Nouvelles Nouvelles de l’industrie
Le hêtre en voie de supplanter l’érable à sucre dans nos forêts

La prolifération du hêtre pourrait changer le visage des érablières à moyen terme


29 septembre 2021
Par Nouvelles ULaval

L‘érable à sucre et le hêtre à grandes feuilles se livrent présentement une lutte féroce dans les sous-bois du nord-est de l’Amérique du Nord. Si rien n’est fait, l’érable pourrait ne pas sortir gagnant de ce duel, une perspective inquiétante pour la biodiversité et pour les entreprises qui exploitent cette essence. Une équipe interuniversitaire de chercheurs qui s’est penchée sur la dynamique de ces deux essences vient de publier, dans la revue Forest Ecology and Management, une étude qui propose des interventions forestières pouvant faire pencher la balance en faveur de l’érable dans cette lutte présentement inégale.

«Le spectacle des couleurs offert par l’érable à sucre à l’automne n’est pas menacé pour le moment, mais l’envahissement progressif des forêts par le hêtre pourrait changer le visage des érablières à moyen terme», avance le responsable de l’étude, Alexis Achim, professeur au Département des sciences du bois et de la forêt et directeur du Centre de recherche sur les matériaux renouvelables de l’Université Laval.

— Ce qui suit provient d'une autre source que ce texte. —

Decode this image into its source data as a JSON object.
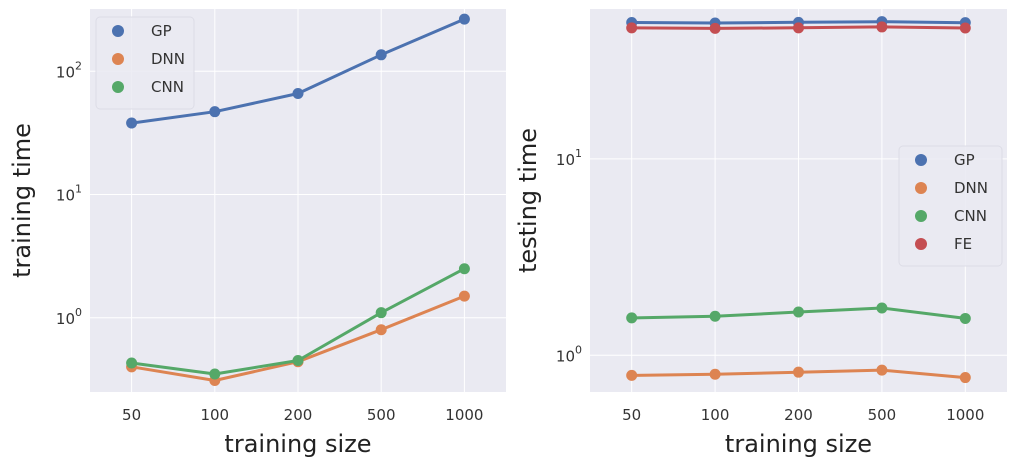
{
  "chart_data": [
    {
      "type": "line",
      "title": "",
      "xlabel": "training size",
      "ylabel": "training time",
      "yscale": "log",
      "ylim": [
        0.25,
        320
      ],
      "grid": true,
      "legend_location": "upper-left",
      "categories": [
        "50",
        "100",
        "200",
        "500",
        "1000"
      ],
      "y_ticks": [
        {
          "base": "10",
          "exp": "0",
          "value": 1
        },
        {
          "base": "10",
          "exp": "1",
          "value": 10
        },
        {
          "base": "10",
          "exp": "2",
          "value": 100
        }
      ],
      "series": [
        {
          "name": "GP",
          "color": "#4c72b0",
          "values": [
            38,
            47,
            66,
            136,
            265
          ]
        },
        {
          "name": "DNN",
          "color": "#dd8452",
          "values": [
            0.4,
            0.31,
            0.44,
            0.8,
            1.5
          ]
        },
        {
          "name": "CNN",
          "color": "#55a868",
          "values": [
            0.43,
            0.35,
            0.45,
            1.1,
            2.5
          ]
        }
      ]
    },
    {
      "type": "line",
      "title": "",
      "xlabel": "training size",
      "ylabel": "testing time",
      "yscale": "log",
      "ylim": [
        0.65,
        58
      ],
      "grid": true,
      "legend_location": "center-right",
      "categories": [
        "50",
        "100",
        "200",
        "500",
        "1000"
      ],
      "y_ticks": [
        {
          "base": "10",
          "exp": "0",
          "value": 1
        },
        {
          "base": "10",
          "exp": "1",
          "value": 10
        }
      ],
      "series": [
        {
          "name": "GP",
          "color": "#4c72b0",
          "values": [
            49.5,
            49.2,
            49.6,
            50,
            49.4
          ]
        },
        {
          "name": "DNN",
          "color": "#dd8452",
          "values": [
            0.79,
            0.8,
            0.82,
            0.84,
            0.77
          ]
        },
        {
          "name": "CNN",
          "color": "#55a868",
          "values": [
            1.55,
            1.58,
            1.66,
            1.74,
            1.54
          ]
        },
        {
          "name": "FE",
          "color": "#c44e52",
          "values": [
            46.5,
            46.2,
            46.5,
            47,
            46.4
          ]
        }
      ]
    }
  ]
}
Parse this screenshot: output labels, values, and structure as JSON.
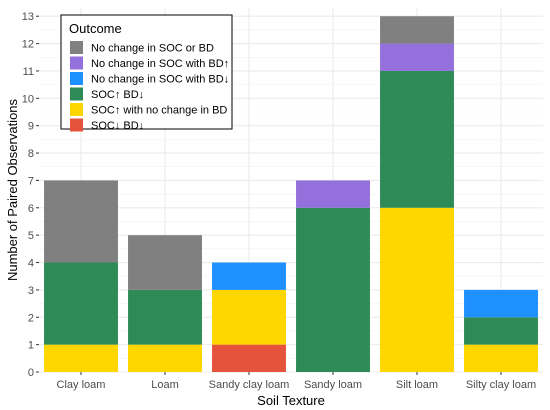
{
  "chart_data": {
    "type": "bar",
    "stacked": true,
    "title": "",
    "xlabel": "Soil Texture",
    "ylabel": "Number of Paired Observations",
    "ylim": [
      0,
      13.3
    ],
    "yticks": [
      0,
      1,
      2,
      3,
      4,
      5,
      6,
      7,
      8,
      9,
      10,
      11,
      12,
      13
    ],
    "grid": true,
    "legend_position": "top-left",
    "categories": [
      "Clay loam",
      "Loam",
      "Sandy clay loam",
      "Sandy loam",
      "Silt loam",
      "Silty clay loam"
    ],
    "legend_title": "Outcome",
    "series": [
      {
        "name": "No change in SOC or BD",
        "color": "#808080",
        "values": [
          3,
          2,
          0,
          0,
          1,
          0
        ]
      },
      {
        "name": "No change in SOC with BD↑",
        "color": "#9370DB",
        "values": [
          0,
          0,
          0,
          1,
          1,
          0
        ]
      },
      {
        "name": "No change in SOC with BD↓",
        "color": "#1E90FF",
        "values": [
          0,
          0,
          1,
          0,
          0,
          1
        ]
      },
      {
        "name": "SOC↑ BD↓",
        "color": "#2E8B57",
        "values": [
          3,
          2,
          0,
          6,
          5,
          1
        ]
      },
      {
        "name": "SOC↑ with no change in BD",
        "color": "#FFD700",
        "values": [
          1,
          1,
          2,
          0,
          6,
          1
        ]
      },
      {
        "name": "SOC↓ BD↓",
        "color": "#E5533C",
        "values": [
          0,
          0,
          1,
          0,
          0,
          0
        ]
      }
    ]
  }
}
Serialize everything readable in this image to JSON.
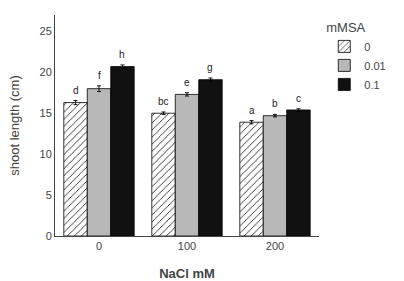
{
  "chart_data": {
    "type": "bar",
    "categories": [
      "0",
      "100",
      "200"
    ],
    "xlabel": "NaCl mM",
    "ylabel": "shoot length (cm)",
    "ylim": [
      0,
      27
    ],
    "yticks": [
      0,
      5,
      10,
      15,
      20,
      25
    ],
    "grid": false,
    "legend": "upper right",
    "legend_title": "mMSA",
    "series": [
      {
        "name": "0",
        "color": "white",
        "values": [
          16.3,
          15.0,
          13.9
        ],
        "errors": [
          0.25,
          0.15,
          0.2
        ],
        "annotations": [
          "d",
          "bc",
          "a"
        ]
      },
      {
        "name": "0.01",
        "color": "#b8b8b8",
        "values": [
          18.0,
          17.3,
          14.7
        ],
        "errors": [
          0.35,
          0.2,
          0.15
        ],
        "annotations": [
          "f",
          "e",
          "b"
        ]
      },
      {
        "name": "0.1",
        "color": "#111111",
        "values": [
          20.7,
          19.1,
          15.4
        ],
        "errors": [
          0.2,
          0.2,
          0.15
        ],
        "annotations": [
          "h",
          "g",
          "c"
        ]
      }
    ]
  }
}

« Le spectacle des couleurs offert par l’érable à sucre à l’automne n’est pas menacé pour le moment, mais l’envahissement progressif des forêts par le hêtre pourrait changer le visage des érablières à moyen terme. »
 Alexis Achim

Plusieurs idées ont été avancées pour expliquer pourquoi la régénération du hêtre est si forte depuis quelques décennies. Deux d’entre elles conduisent à une tempête parfaite pour l’érable à sucre, analyse le professeur Achim. «D’une part, le hêtre est affecté par deux champignons exotiques qui causent la maladie corticale du hêtre. Les hêtres y réagissent en produisant de nouvelles tiges (drageons) à partir de leurs racines. D’autre part, la machinerie utilisée lors des travaux sylvicoles cause des blessures aux arbres et, ici encore, le hêtre y réagit en produisant des drageons. Ces deux stress contribuent donc à l’augmentation de la densité des tiges de hêtres dans les érablières. Comme la plupart des hêtres infectés par la maladie corticale meurent relativement jeunes, l’écosystème semble engagé dans un cercle vicieux qui pourrait conduire à son effondrement.»